Ribosomes are the molecular machines that synthesize all the proteins in a cell. Further experiments examining the nucleolus in oocytes confirmed that there are age-associated changes in the appearance and structure of this organelle. Strikingly, aging oocytes had more ribosomes compared to their younger counterparts. These results shift the current thinking about reproductive aging, providing the first indication that changes in nucleoli, ribosomes, and protein synthesis could be key factors in the age-related quality decline in oocytes.

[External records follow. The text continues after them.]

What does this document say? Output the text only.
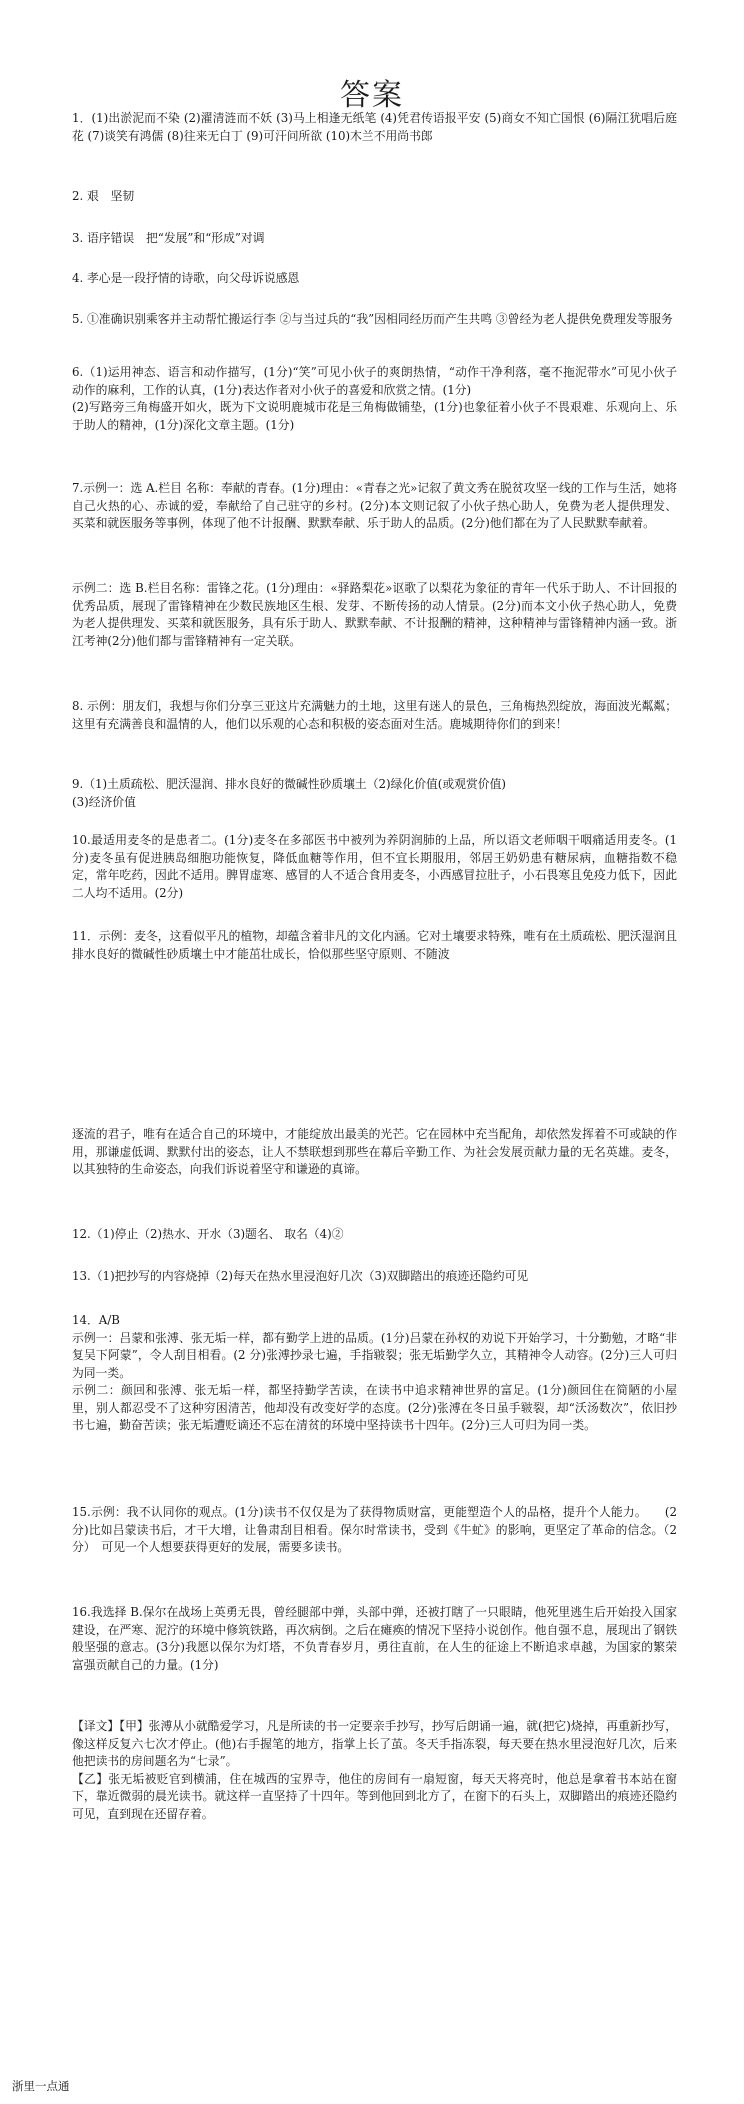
答案

1．(1)出淤泥而不染 (2)濯清涟而不妖 (3)马上相逢无纸笔 (4)凭君传语报平安 (5)商女不知亡国恨 (6)隔江犹唱后庭花 (7)谈笑有鸿儒 (8)往来无白丁 (9)可汗问所欲 (10)木兰不用尚书郎

2. 艰　坚韧

3. 语序错误　把“发展”和“形成”对调

4. 孝心是一段抒情的诗歌，向父母诉说感恩

5. ①准确识别乘客并主动帮忙搬运行李 ②与当过兵的“我”因相同经历而产生共鸣 ③曾经为老人提供免费理发等服务

6.（1)运用神态、语言和动作描写，(1分)“笑”可见小伙子的爽朗热情，“动作干净利落，毫不拖泥带水”可见小伙子动作的麻利，工作的认真，(1分)表达作者对小伙子的喜爱和欣赏之情。(1分)
(2)写路旁三角梅盛开如火，既为下文说明鹿城市花是三角梅做铺垫，(1分)也象征着小伙子不畏艰难、乐观向上、乐于助人的精神，(1分)深化文章主题。(1分)

7.示例一：选 A.栏目 名称：奉献的青春。(1分)理由：«青春之光»记叙了黄文秀在脱贫攻坚一线的工作与生活，她将自己火热的心、赤诚的爱，奉献给了自己驻守的乡村。(2分)本文则记叙了小伙子热心助人，免费为老人提供理发、买菜和就医服务等事例，体现了他不计报酬、默默奉献、乐于助人的品质。(2分)他们都在为了人民默默奉献着。

示例二：选 B.栏目名称：雷锋之花。(1分)理由：«驿路梨花»讴歌了以梨花为象征的青年一代乐于助人、不计回报的优秀品质，展现了雷锋精神在少数民族地区生根、发芽、不断传扬的动人情景。(2分)而本文小伙子热心助人，免费为老人提供理发、买菜和就医服务，具有乐于助人、默默奉献、不计报酬的精神，这种精神与雷锋精神内涵一致。浙江考神(2分)他们都与雷锋精神有一定关联。

8. 示例：朋友们，我想与你们分享三亚这片充满魅力的土地，这里有迷人的景色，三角梅热烈绽放，海面波光粼粼；这里有充满善良和温情的人，他们以乐观的心态和积极的姿态面对生活。鹿城期待你们的到来！

9.（1)土质疏松、肥沃湿润、排水良好的微碱性砂质壤土（2)绿化价值(或观赏价值)
(3)经济价值

10.最适用麦冬的是患者二。(1分)麦冬在多部医书中被列为养阴润肺的上品，所以语文老师咽干咽痛适用麦冬。(1分)麦冬虽有促进胰岛细胞功能恢复，降低血糖等作用，但不宜长期服用，邻居王奶奶患有糖尿病，血糖指数不稳定，常年吃药，因此不适用。脾胃虚寒、感冒的人不适合食用麦冬，小西感冒拉肚子，小石畏寒且免疫力低下，因此二人均不适用。(2分)

11．示例：麦冬，这看似平凡的植物，却蕴含着非凡的文化内涵。它对土壤要求特殊，唯有在土质疏松、肥沃湿润且排水良好的微碱性砂质壤土中才能茁壮成长，恰似那些坚守原则、不随波

逐流的君子，唯有在适合自己的环境中，才能绽放出最美的光芒。它在园林中充当配角，却依然发挥着不可或缺的作用，那谦虚低调、默默付出的姿态，让人不禁联想到那些在幕后辛勤工作、为社会发展贡献力量的无名英雄。麦冬，以其独特的生命姿态，向我们诉说着坚守和谦逊的真谛。

12.（1)停止（2)热水、开水（3)题名、 取名（4)②

13.（1)把抄写的内容烧掉（2)每天在热水里浸泡好几次（3)双脚踏出的痕迹还隐约可见

14．A/B
示例一：吕蒙和张溥、张无垢一样，都有勤学上进的品质。(1分)吕蒙在孙权的劝说下开始学习，十分勤勉，才略“非复吴下阿蒙”，令人刮目相看。(2 分)张溥抄录七遍，手指皲裂；张无垢勤学久立，其精神令人动容。(2分)三人可归为同一类。
示例二：颜回和张溥、张无垢一样，都坚持勤学苦读，在读书中追求精神世界的富足。(1分)颜回住在简陋的小屋里，别人都忍受不了这种穷困清苦，他却没有改变好学的态度。(2分)张溥在冬日虽手皲裂，却“沃汤数次”，依旧抄书七遍，勤奋苦读；张无垢遭贬谪还不忘在清贫的环境中坚持读书十四年。(2分)三人可归为同一类。

15.示例：我不认同你的观点。(1分)读书不仅仅是为了获得物质财富，更能塑造个人的品格，提升个人能力。　　(2分)比如吕蒙读书后，才干大增，让鲁肃刮目相看。保尔时常读书，受到《牛虻》的影响，更坚定了革命的信念。（2分）　可见一个人想要获得更好的发展，需要多读书。

16.我选择 B.保尔在战场上英勇无畏，曾经腿部中弹，头部中弹，还被打瞎了一只眼睛，他死里逃生后开始投入国家建设，在严寒、泥泞的环境中修筑铁路，再次病倒。之后在瘫痪的情况下坚持小说创作。他自强不息，展现出了钢铁般坚强的意志。(3分)我愿以保尔为灯塔，不负青春岁月，勇往直前，在人生的征途上不断追求卓越，为国家的繁荣富强贡献自己的力量。(1分)

【译文】【甲】张溥从小就酷爱学习，凡是所读的书一定要亲手抄写，抄写后朗诵一遍，就(把它)烧掉，再重新抄写，像这样反复六七次才停止。(他)右手握笔的地方，指掌上长了茧。冬天手指冻裂，每天要在热水里浸泡好几次，后来他把读书的房间题名为“七录”。
【乙】张无垢被贬官到横浦，住在城西的宝界寺，他住的房间有一扇短窗，每天天将亮时，他总是拿着书本站在窗下，靠近微弱的晨光读书。就这样一直坚持了十四年。等到他回到北方了，在窗下的石头上，双脚踏出的痕迹还隐约可见，直到现在还留存着。

浙里一点通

These results are not unique to reproductive aging. In fact, two other recent reports published back to back in Nature Communications found intriguingly similar relationships between nucleoli and aging. Researchers at the Salk studying Hutchison-Gilford progeria, a rare disease associated with accelerated aging, found that nucleoli in cell models of this syndrome were enlarged and ribosome production was increased. Furthermore, expansion of nucleolar size and activity was also observed in healthy cells with age. Another study found that, conversely, small nucleoli and decreased protein synthesis extended lifespan in roundworms and mice. Thus, overactive ribosome biogenesis and protein synthesis may be common features of the aging environment in reproductive aging, premature aging, and physiologic aging.
Together these findings highlight nucleoli as potential biomarkers of aging. Furthermore, nucleoli and ribosomes may be suitable targets for anti-aging therapies across multiple aging conditions.
This study Age-associated dysregulation of protein metabolism in the mammalian oocyte was recently published in the journal Aging Cell.